DRBD / MySQL HA relies on synchronous replication at the block device level. This is fine while both nodes are available, or if one suffers a temporary fault, is rebooted etc, then comes back. The problems start when you get a network partition.
Network partitions are extremely likely when you're running at two datacentres. Essentially, neither party can distinguish a partition from the other node failing. The secondary node doesn't know whether it should take over (the primary has failed) or not (the link is gone).
While your machines are in the same location, you can add a secondary channel of communication (typically a serial cable, or crossover ethernet) to get around this problem - so the secondary knows when the primary is GENUINELY down, and it's not a network partition.
The next problem is performance.
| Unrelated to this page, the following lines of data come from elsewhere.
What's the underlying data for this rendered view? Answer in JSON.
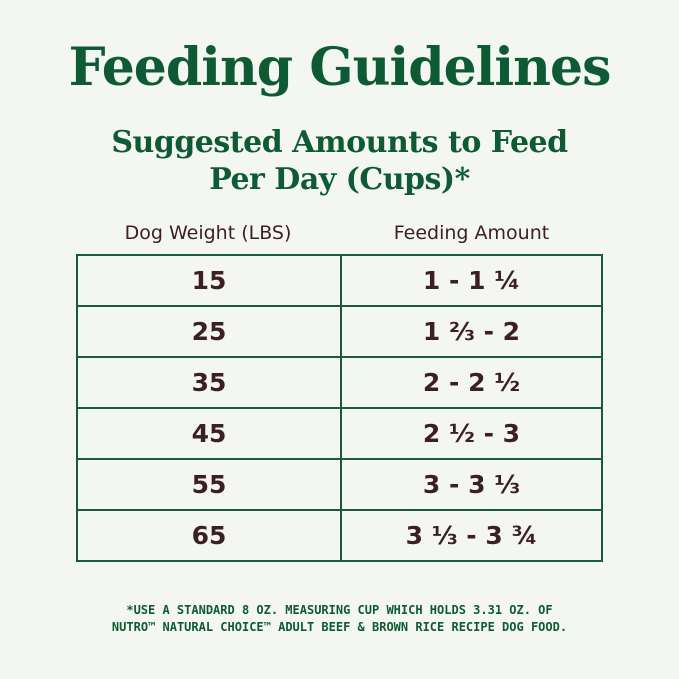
{
  "title": "Feeding Guidelines",
  "subtitle_line1": "Suggested Amounts to Feed",
  "subtitle_line2": "Per Day (Cups)*",
  "table": {
    "headers": [
      "Dog Weight (LBS)",
      "Feeding Amount"
    ],
    "rows": [
      [
        "15",
        "1 - 1 ¼"
      ],
      [
        "25",
        "1 ⅔ - 2"
      ],
      [
        "35",
        "2 - 2 ½"
      ],
      [
        "45",
        "2 ½ - 3"
      ],
      [
        "55",
        "3 - 3 ⅓"
      ],
      [
        "65",
        "3 ⅓ - 3 ¾"
      ]
    ]
  },
  "footnote_line1": "*USE A STANDARD 8 OZ. MEASURING CUP WHICH HOLDS 3.31 OZ. OF",
  "footnote_line2": "NUTRO™ NATURAL CHOICE™ ADULT BEEF & BROWN RICE RECIPE DOG FOOD.",
  "colors": {
    "background": "#f4f7f1",
    "green": "#0e5a34",
    "text": "#3b1f22"
  }
}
While DRBD can give decent** performance when your machines have a low-latency connection (e.g. gigabit ethernet - but some people use dedicated high speed networks), the more latency the network has, the longer it takes to commit a transaction***. This is because it needs to wait for the secondary server (when it's online) to acknowledge all the writes before saying "OK" to the app to ensure durability of writes.
If you do this in different datacentres, you typically have several more milliseconds latency, even if they are close by.
** Still much slower than a decent local IO controller
*** You cannot use MyISAM for a high availability DRBD system because it doesn't recover properly/ automatically from an unclean shutdown, which is required during a failover.
Best Answer
Many organizations deal with this challenge. There are a number of standard approaches:
In certain circumstances, you might have a dynamic site that isn't edited very often. Rather than continuous database replication, you might take a snapshot approach. This would involve making frequent backups, copying them to the remote server, and restoring them on a schedule.